Nel 1986 li ritroviamo in Niger a Gadafaua, spalla a spalla con Ambrogio Fogar e altri ricercatori, perché lì avevano individuato resti fossili di quello che è considerato uno dei più importanti insediamenti di dinosauri.
Nel 1987 i due, nel deserto occidentale egiziano, scoprirono resti scheletrici degli Achemenidi, sulle tracce di quella che fu l’armata perduta di Cambise II del V secolo a.C., a noi nota dalle Storie di Erodoto.
Due anni dopo i Castiglioni scoprirono Berenice Pancrisia, dove erano ubicate le antiche miniere nubiane di cui faceva menzione Plinio il Vecchio in Naturalis Historia.
Furono i fratelli Castiglioni, più di una decina di anni fa, a suggerire per la Terra di Amu, citata nell’elenco delle miniere d’oro inciso nel tempio di Luxor durante la reggenza di Ramesse II nel XIII secolo a.C., una localizzazione sulle montagne di Abu Siha nel deserto nubiano sudanese, grazie alla scoperta di un paio di graffiti nei pressi di Kerma.
Come ricordavano loro stessi “[…] Gli Egizi chiamavano Terra di Wawat la regione desertica a oriente del Nilo, situata nell’Alta Nubia, oggi conosciuta come Deserto nubiano sudanese”. E lì i Castiglioni localizzarono oltre cento antiche miniere aurifere, confermando quello che già recitavano gli Annali di Thutmosi III su una parete del grande tempio di Karnak; si trattava della zona mineraria più importante degli Egizi, tanto da produrre in soli tre anni quasi ottocento chilogrammi d’oro.
Tracce del passaggio egizio in Nubia provengono anche dalle decine di iscrizioni geroglifiche (risalenti al periodo 1550 – 1075 a.C.) che i fratelli Castiglioni rinvennero nel deserto nubiano: “[…] Le loro posizioni riportate sulle carte satellitari e le successive indagini ci hanno permesso di evidenziare il tracciato di antiche vie carovaniere attraverso il deserto nubiano”.
Il declino egizio durante il Medio Regno permise a Kerma, una delle più importanti città del regno di Kush, di affrancarsi e addirittura estendere la zona d’influenza fino a Syene (oggi Assuan), stabilendo importanti rapporti commerciali con Adulis, l’antica area portuale che secondo i fratelli Castiglioni era connessa alla Terra di Punt.
Il sito eritreo di Adulis, una località marittima sulla ‘via dell’incenso’, è a poco più di cinquanta chilometri da Massaua.
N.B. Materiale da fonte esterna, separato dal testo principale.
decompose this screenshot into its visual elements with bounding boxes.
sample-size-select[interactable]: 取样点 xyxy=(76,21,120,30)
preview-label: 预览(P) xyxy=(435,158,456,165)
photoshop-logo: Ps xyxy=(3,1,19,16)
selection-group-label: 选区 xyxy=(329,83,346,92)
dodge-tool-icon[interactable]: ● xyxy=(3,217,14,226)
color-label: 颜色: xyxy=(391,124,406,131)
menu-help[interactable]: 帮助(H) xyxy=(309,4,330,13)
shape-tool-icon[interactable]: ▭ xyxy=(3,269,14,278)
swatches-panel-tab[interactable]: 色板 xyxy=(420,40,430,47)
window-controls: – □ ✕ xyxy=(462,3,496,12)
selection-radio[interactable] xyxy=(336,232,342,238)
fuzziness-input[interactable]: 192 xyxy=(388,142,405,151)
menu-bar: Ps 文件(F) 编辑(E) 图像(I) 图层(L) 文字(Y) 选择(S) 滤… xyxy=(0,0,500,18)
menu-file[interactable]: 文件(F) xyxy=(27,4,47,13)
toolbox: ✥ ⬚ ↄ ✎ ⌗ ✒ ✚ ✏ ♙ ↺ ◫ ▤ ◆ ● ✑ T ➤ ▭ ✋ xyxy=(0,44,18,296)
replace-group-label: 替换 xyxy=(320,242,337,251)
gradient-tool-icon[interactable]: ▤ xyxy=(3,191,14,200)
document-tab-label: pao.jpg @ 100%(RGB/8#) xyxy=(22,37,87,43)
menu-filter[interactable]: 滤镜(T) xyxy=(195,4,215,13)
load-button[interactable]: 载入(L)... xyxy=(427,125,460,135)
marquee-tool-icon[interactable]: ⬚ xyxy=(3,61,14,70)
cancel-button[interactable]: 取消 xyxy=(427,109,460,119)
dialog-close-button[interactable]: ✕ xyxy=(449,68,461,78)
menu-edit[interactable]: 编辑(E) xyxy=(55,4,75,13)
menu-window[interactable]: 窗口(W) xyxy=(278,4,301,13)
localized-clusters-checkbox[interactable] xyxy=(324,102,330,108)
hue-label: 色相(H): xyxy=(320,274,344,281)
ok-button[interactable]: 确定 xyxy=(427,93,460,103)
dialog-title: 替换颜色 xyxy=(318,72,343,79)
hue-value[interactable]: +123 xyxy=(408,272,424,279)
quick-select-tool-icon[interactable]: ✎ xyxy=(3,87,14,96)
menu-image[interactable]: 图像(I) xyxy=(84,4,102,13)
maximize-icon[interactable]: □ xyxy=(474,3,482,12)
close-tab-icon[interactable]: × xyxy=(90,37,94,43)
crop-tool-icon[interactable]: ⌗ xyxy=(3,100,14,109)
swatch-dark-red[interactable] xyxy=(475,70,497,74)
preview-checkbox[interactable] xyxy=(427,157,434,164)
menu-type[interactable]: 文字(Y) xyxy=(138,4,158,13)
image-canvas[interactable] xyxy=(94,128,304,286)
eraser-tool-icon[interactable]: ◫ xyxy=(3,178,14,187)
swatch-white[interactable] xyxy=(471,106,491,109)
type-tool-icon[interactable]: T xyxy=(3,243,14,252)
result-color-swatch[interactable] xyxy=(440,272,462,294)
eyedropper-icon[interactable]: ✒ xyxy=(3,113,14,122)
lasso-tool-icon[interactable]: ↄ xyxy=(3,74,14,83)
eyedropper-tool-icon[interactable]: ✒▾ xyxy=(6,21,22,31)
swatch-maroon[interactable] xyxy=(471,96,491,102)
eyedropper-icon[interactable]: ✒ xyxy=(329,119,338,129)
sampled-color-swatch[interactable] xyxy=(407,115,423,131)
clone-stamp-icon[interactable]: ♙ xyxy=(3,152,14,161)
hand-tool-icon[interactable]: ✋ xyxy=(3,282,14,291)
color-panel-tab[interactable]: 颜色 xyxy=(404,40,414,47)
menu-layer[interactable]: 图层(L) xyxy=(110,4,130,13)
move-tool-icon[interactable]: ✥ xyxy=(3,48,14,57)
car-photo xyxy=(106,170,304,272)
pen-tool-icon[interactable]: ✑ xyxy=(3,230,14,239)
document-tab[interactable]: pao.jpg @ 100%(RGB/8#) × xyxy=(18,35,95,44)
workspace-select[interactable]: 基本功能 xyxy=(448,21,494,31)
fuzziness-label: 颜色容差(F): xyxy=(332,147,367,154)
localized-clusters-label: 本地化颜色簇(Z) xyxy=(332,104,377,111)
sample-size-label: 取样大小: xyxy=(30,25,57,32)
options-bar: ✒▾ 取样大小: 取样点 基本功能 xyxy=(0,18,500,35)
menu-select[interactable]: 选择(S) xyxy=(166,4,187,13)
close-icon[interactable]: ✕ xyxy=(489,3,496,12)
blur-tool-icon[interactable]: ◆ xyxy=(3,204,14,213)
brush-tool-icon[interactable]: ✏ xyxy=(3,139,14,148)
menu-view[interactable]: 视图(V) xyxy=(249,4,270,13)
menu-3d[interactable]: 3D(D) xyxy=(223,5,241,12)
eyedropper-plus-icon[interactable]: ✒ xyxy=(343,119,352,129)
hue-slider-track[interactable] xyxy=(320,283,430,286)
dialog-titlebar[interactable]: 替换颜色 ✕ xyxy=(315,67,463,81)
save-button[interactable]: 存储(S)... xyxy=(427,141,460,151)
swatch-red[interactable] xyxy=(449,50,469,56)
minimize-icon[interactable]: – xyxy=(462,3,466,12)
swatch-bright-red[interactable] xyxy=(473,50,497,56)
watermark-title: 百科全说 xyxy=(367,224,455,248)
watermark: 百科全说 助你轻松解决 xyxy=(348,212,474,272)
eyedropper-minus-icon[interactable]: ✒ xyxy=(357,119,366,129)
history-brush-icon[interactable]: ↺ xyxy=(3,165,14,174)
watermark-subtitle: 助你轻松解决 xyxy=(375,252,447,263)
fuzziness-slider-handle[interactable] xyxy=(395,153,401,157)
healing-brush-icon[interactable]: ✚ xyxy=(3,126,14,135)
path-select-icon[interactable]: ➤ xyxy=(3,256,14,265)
La ‘via dell’incenso’ non era altro che una carovaniera di oltre duemila chilometri che permetteva ai prodotti esotici dell’India e dell’Estremo Oriente di giungere fino al Mediterraneo.
Furono proprio i fratelli Castiglioni a incentivare nuovi scavi archeologici ad Adulis fin dal 2011, coinvolgendo nella missione istituzioni e investitori.
Seguendo i resoconti lasciati dall’archeologo Roberto Paribeni, che scavò ad Adulis nel primo Novecento (‘Ricerche nel luogo dell’antica Adulis’, 1908), il sito è stato nuovamente portato in luce, poiché nel frattempo completamente ricoperto dalla sabbia.
Adulis era anche l’antico porto del Regno di Axum, un centro commerciale dell’Africa orientale, storicamente già ben conosciuto nel IV secolo a.C.
L’egemonia di Axum coinvolse molti stati africani – Egitto, Etiopia, Eritrea, Sudan e Gibuti -, ma i possedimenti si estesero anche nella porzione meridionale dell’Arabia (Yemen e Arabia Saudita) e al regno di Kush.
Si trattava di uno snodo fondamentale, perché lì transitavano tutti i preziosi prodotti provenienti dall’India, richiesti dalle genti del Mediterraneo.